Biliyorum, onun ile şimdiye kadar çok mutlu zamanlarınız geçti. Hiç bir
zaman size itiraz etmedi. Çağırdığınız zaman hemen yanınıza gelirdi, aydınlıktı
içi... Sizi içine aldı mı mutlu olurdunuz. Ama artık kendinizi de düşünmek
zorundasınız. Hep onun ile birlikte olarak mutlu olmazsınız. Daha başka
seçenekleri de denemeniz, zorlamanız lazım... Bunu yaptığınız zaman inanın hem
daha sağlıklı olacaksınız hem de daha mutlu bir ömre adım atacaksınız... Nasıl
aldattım onu, diye de düşünmeyin sakın. Nasıl olsa onun ile de başka başka
kişiler her saatte bir araya gelecek, kaçınılmazdır bu...
Bırakın artık, şu çok katlı apartmanlarda oturanlar asansöre binmeyi, boşayın
gitsin şu asansörü. Çok kolay ''Asansör boş ol.'' deyin yeter. Ondan sonrada
kaçıncı katta oturuyorsanız oturun; ister yirminci kat, isterse beşinci kat,
tabana kuvvet, hadi çıkmaya başlayın bakalım birer birer merdivenleri de ense
tıraşınızı görelim... Hem merak etmeyin, sizin gibi asansörü boşayıp da
merdivenden inip çıkan başka komşularınızda vardır illa ki... Onlar ile de
sohbet edersiniz bol bol inip çıkarken merdivenleri değil mi? Ne güzel olur hem
de?
Asansör de bozulur mu ondan vazgeçmenize? Hiç zannetmiyorum; hem bozulursa da
bozulsun, sağlığınız mı daha önemli yoksa asansörün size bozulması mı? Canım
hem siz binmiyor iseniz bile bir sürü inip binen var, o da onlar ile idare
etsin...
Birinci, ikinci kat gibi alçak katlarda oturuyorsanız sizin inip çıkmanızın
size pek de faydası olmayabilir mesafe kısa olduğu için, o zaman da gözünüze
bir yüksek kat kestirin, onuncu ya da on beşinci kat gibi, oraya kadar çıkın,
sonrada aşağıya inin yavaş yavaş. Nasıl ama bende ki akıllarda... Millet aklını
kiraya veriyor, fikirlerini satıyor, bende para pul bile istemiyorum yahu amme
hizmeti benimkisi, maksat muhabbet olsun...

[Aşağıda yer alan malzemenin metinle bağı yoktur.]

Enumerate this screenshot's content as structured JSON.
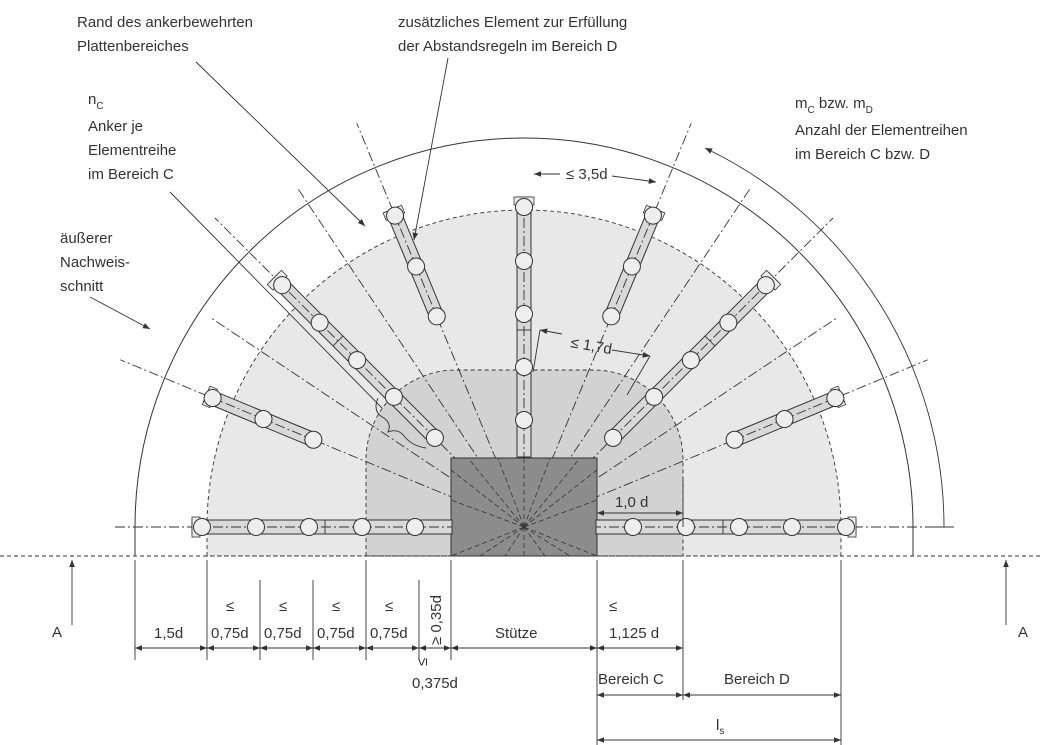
{
  "labels": {
    "rand": [
      "Rand des ankerbewehrten",
      "Plattenbereiches"
    ],
    "zusatz": [
      "zusätzliches Element zur Erfüllung",
      "der Abstandsregeln im Bereich D"
    ],
    "nc": {
      "symbol": "n",
      "sub": "C",
      "lines": [
        "Anker je",
        "Elementreihe",
        "im Bereich C"
      ]
    },
    "mc": {
      "m": "m",
      "c": "C",
      "bzw": " bzw. m",
      "d": "D",
      "lines": [
        "Anzahl der Elementreihen",
        "im Bereich C bzw. D"
      ]
    },
    "aussen": [
      "äußerer",
      "Nachweis-",
      "schnitt"
    ],
    "spacing_outer": "≤ 3,5d",
    "spacing_inner": "≤ 1,7d",
    "dist": "1,0 d",
    "section": "A"
  },
  "dimensions": {
    "outer": "1,5d",
    "le": [
      "≤",
      "≤",
      "≤",
      "≤",
      "≤",
      "≤"
    ],
    "rows": [
      "0,75d",
      "0,75d",
      "0,75d",
      "0,75d"
    ],
    "first_min": "≥ 0,35d",
    "first_max": "0,375d",
    "column": "Stütze",
    "c_first": "1,125 d",
    "region_c": "Bereich C",
    "region_d": "Bereich D",
    "ls": {
      "symbol": "l",
      "sub": "s"
    }
  }
}
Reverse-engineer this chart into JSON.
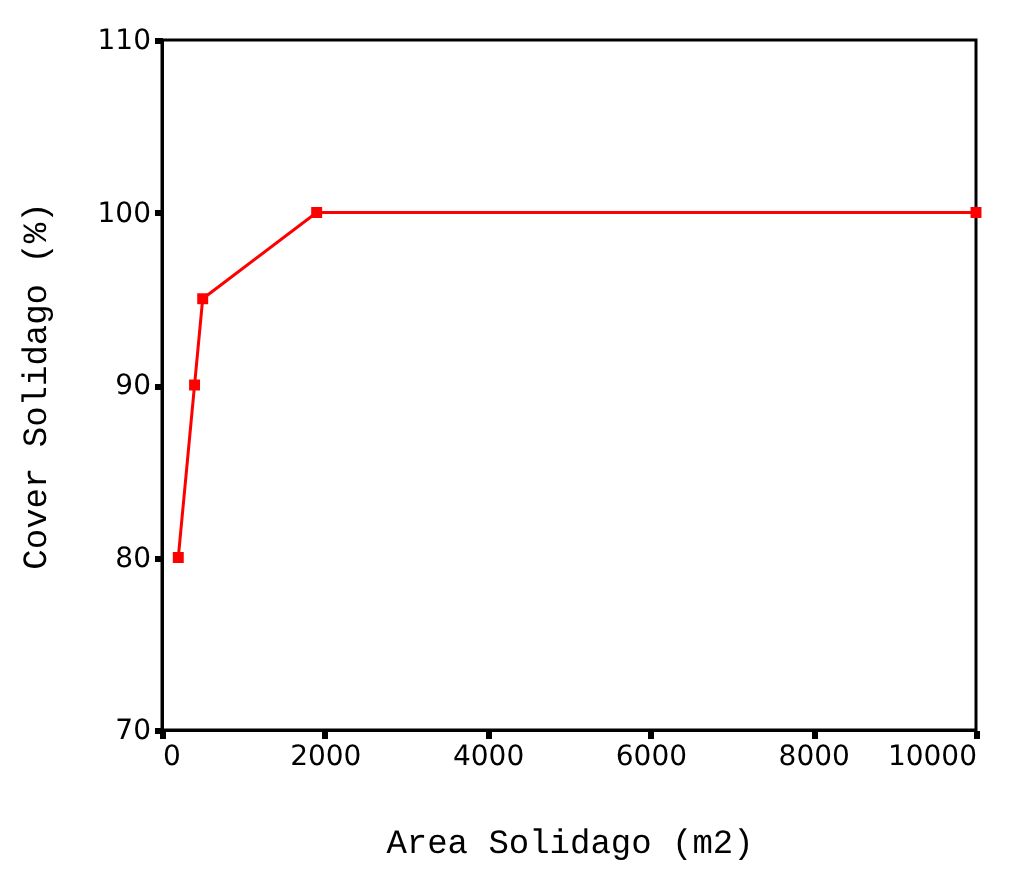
{
  "chart_data": {
    "type": "line",
    "xlabel": "Area Solidago (m2)",
    "ylabel": "Cover Solidago (%)",
    "x": [
      200,
      400,
      500,
      1900,
      10000
    ],
    "series": [
      {
        "color": "#ff0000",
        "values": [
          80,
          90,
          95,
          100,
          100
        ]
      }
    ],
    "xlim": [
      0,
      10000
    ],
    "xticks": [
      0,
      2000,
      4000,
      6000,
      8000,
      10000
    ],
    "ylim": [
      70,
      110
    ],
    "yticks": [
      70,
      80,
      90,
      100,
      110
    ],
    "marker": "square",
    "line_style": "solid",
    "grid": false
  }
}
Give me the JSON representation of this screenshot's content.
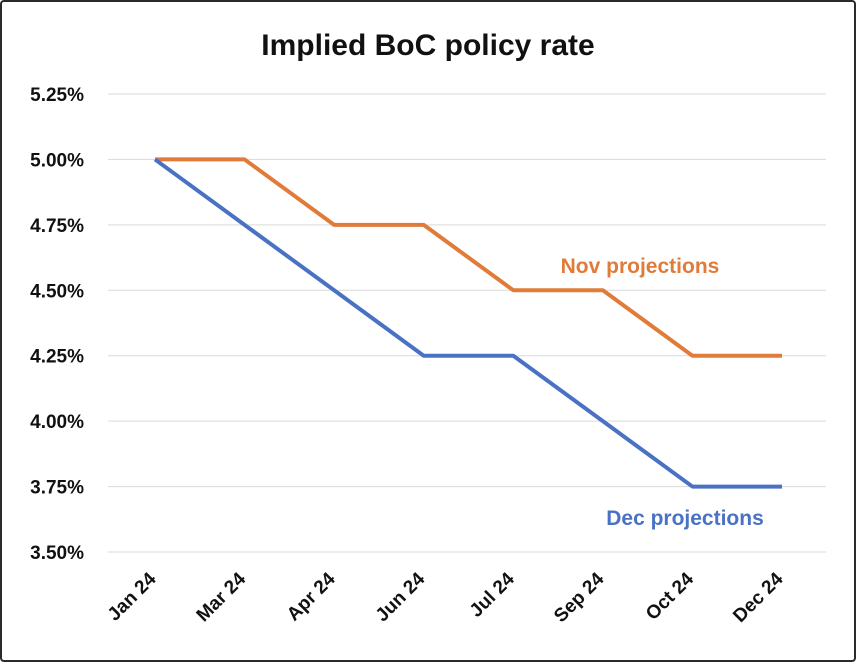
{
  "chart_data": {
    "type": "line",
    "title": "Implied BoC policy rate",
    "categories": [
      "Jan 24",
      "Mar 24",
      "Apr 24",
      "Jun 24",
      "Jul 24",
      "Sep 24",
      "Oct 24",
      "Dec 24"
    ],
    "y_ticks": [
      "5.25%",
      "5.00%",
      "4.75%",
      "4.50%",
      "4.25%",
      "4.00%",
      "3.75%",
      "3.50%"
    ],
    "ylim": [
      3.5,
      5.25
    ],
    "grid": true,
    "series": [
      {
        "name": "Nov projections",
        "color": "#E07B39",
        "values": [
          5.0,
          5.0,
          4.75,
          4.75,
          4.5,
          4.5,
          4.25,
          4.25
        ]
      },
      {
        "name": "Dec projections",
        "color": "#4A72C4",
        "values": [
          5.0,
          4.75,
          4.5,
          4.25,
          4.25,
          4.0,
          3.75,
          3.75
        ]
      }
    ]
  }
}
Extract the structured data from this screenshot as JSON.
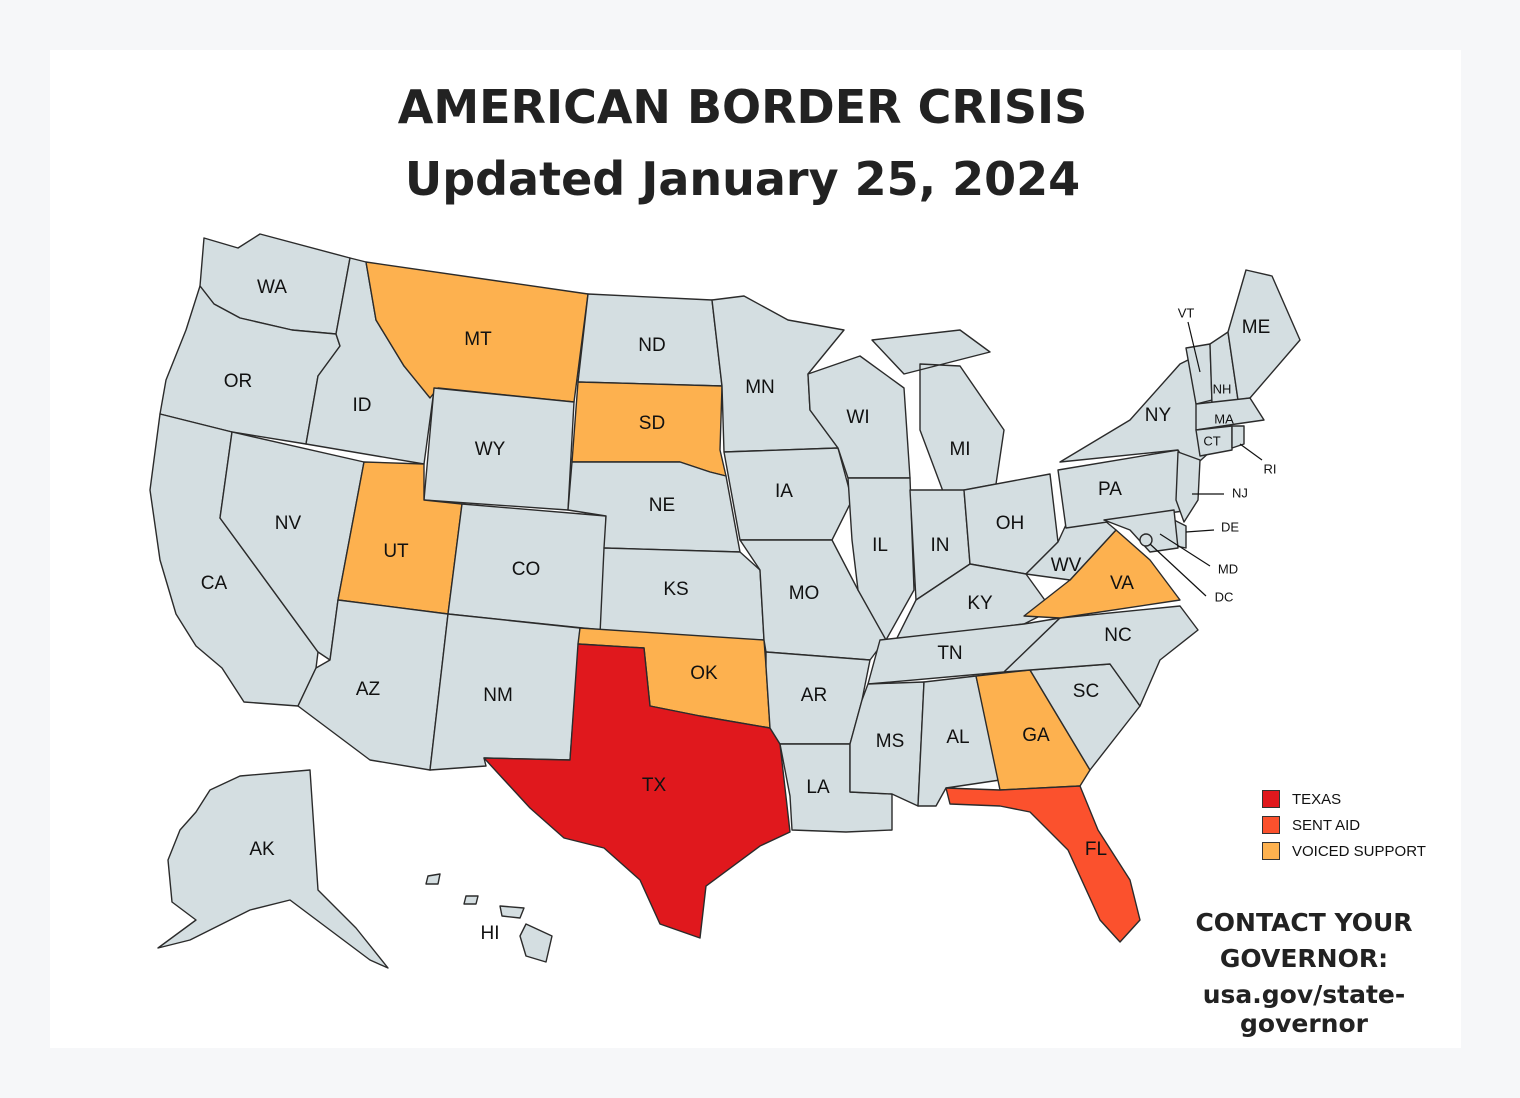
{
  "title_line1": "AMERICAN BORDER CRISIS",
  "title_line2": "Updated January 25, 2024",
  "status_colors": {
    "texas": "#e0181d",
    "sent_aid": "#fb512d",
    "voiced_support": "#fdb14f",
    "none": "#d4dee1"
  },
  "legend": [
    {
      "label": "TEXAS",
      "color": "#e0181d"
    },
    {
      "label": "SENT AID",
      "color": "#fb512d"
    },
    {
      "label": "VOICED SUPPORT",
      "color": "#fdb14f"
    }
  ],
  "states": [
    {
      "abbr": "WA",
      "status": "none"
    },
    {
      "abbr": "OR",
      "status": "none"
    },
    {
      "abbr": "CA",
      "status": "none"
    },
    {
      "abbr": "ID",
      "status": "none"
    },
    {
      "abbr": "NV",
      "status": "none"
    },
    {
      "abbr": "MT",
      "status": "voiced_support"
    },
    {
      "abbr": "WY",
      "status": "none"
    },
    {
      "abbr": "UT",
      "status": "voiced_support"
    },
    {
      "abbr": "AZ",
      "status": "none"
    },
    {
      "abbr": "CO",
      "status": "none"
    },
    {
      "abbr": "NM",
      "status": "none"
    },
    {
      "abbr": "ND",
      "status": "none"
    },
    {
      "abbr": "SD",
      "status": "voiced_support"
    },
    {
      "abbr": "NE",
      "status": "none"
    },
    {
      "abbr": "KS",
      "status": "none"
    },
    {
      "abbr": "OK",
      "status": "voiced_support"
    },
    {
      "abbr": "TX",
      "status": "texas"
    },
    {
      "abbr": "MN",
      "status": "none"
    },
    {
      "abbr": "IA",
      "status": "none"
    },
    {
      "abbr": "MO",
      "status": "none"
    },
    {
      "abbr": "AR",
      "status": "none"
    },
    {
      "abbr": "LA",
      "status": "none"
    },
    {
      "abbr": "WI",
      "status": "none"
    },
    {
      "abbr": "IL",
      "status": "none"
    },
    {
      "abbr": "MI",
      "status": "none"
    },
    {
      "abbr": "IN",
      "status": "none"
    },
    {
      "abbr": "OH",
      "status": "none"
    },
    {
      "abbr": "KY",
      "status": "none"
    },
    {
      "abbr": "TN",
      "status": "none"
    },
    {
      "abbr": "MS",
      "status": "none"
    },
    {
      "abbr": "AL",
      "status": "none"
    },
    {
      "abbr": "GA",
      "status": "voiced_support"
    },
    {
      "abbr": "FL",
      "status": "sent_aid"
    },
    {
      "abbr": "SC",
      "status": "none"
    },
    {
      "abbr": "NC",
      "status": "none"
    },
    {
      "abbr": "VA",
      "status": "voiced_support"
    },
    {
      "abbr": "WV",
      "status": "none"
    },
    {
      "abbr": "PA",
      "status": "none"
    },
    {
      "abbr": "NY",
      "status": "none"
    },
    {
      "abbr": "VT",
      "status": "none"
    },
    {
      "abbr": "NH",
      "status": "none"
    },
    {
      "abbr": "ME",
      "status": "none"
    },
    {
      "abbr": "MA",
      "status": "none"
    },
    {
      "abbr": "CT",
      "status": "none"
    },
    {
      "abbr": "RI",
      "status": "none"
    },
    {
      "abbr": "NJ",
      "status": "none"
    },
    {
      "abbr": "DE",
      "status": "none"
    },
    {
      "abbr": "MD",
      "status": "none"
    },
    {
      "abbr": "DC",
      "status": "none"
    },
    {
      "abbr": "AK",
      "status": "none"
    },
    {
      "abbr": "HI",
      "status": "none"
    }
  ],
  "contact": {
    "line1": "CONTACT YOUR",
    "line2": "GOVERNOR:",
    "line3": "usa.gov/state-governor"
  }
}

Geçen gün on ikinci kata yürüyerek çıkarken çok güzel bir edebiyat sohbeti
yaptık komşum Oğuz Bey ile... O da okumayı çok seviyormuş, ara sırada naçizane
benim gibi bir şeyler karalıyor imiş. Nazım'dan Zülfü Livaneli'den girdik,
Pablo Neruda'dan, Aziz Nesin'den tutun da Freud'a kadar konuştuk. Bilgilerimizi
birbirimize aktardık. Çok hoştu sohbet...
Bazen elinizde, çarşı, pazar poşetleri olabilir, o zaman bile merdivenleri
yürüyerek çıkmaktan asla taviz vermeyin, vazgeçmeyin. Bunu yaparken de haftada
bir tartılmayı unutmayın sakın. Kilonuza bir bakın, haklı değilsem de gelin
bana her istediğinizi söyleyin. Apartmanda da herkes merdivenleri yürüyerek
çıkmaya başlarsa, bu seferde asansör bunalıma girebilir, bunu da kolayı var,
komşularla aranızda zaman zaman asansöre binme seansları düzenleyin, o da
küsmesin değil mi? Asansörü boşadıktan sonra, uzun zaman aranızda soğuk
rüzgarlar esmeli... Bazen kapısının aniden açılıp sizi cezbetmesine, kendine
çekmesine sakın prim mirim vermeyin. Sonra merdivenden çıkmaları unutup da
gaflete gelip, bir binersiniz, düğmeye de bastınız mı, babalara geldiğinizin
resmidir. Ben diyeyim de siz yine de dikkat edin.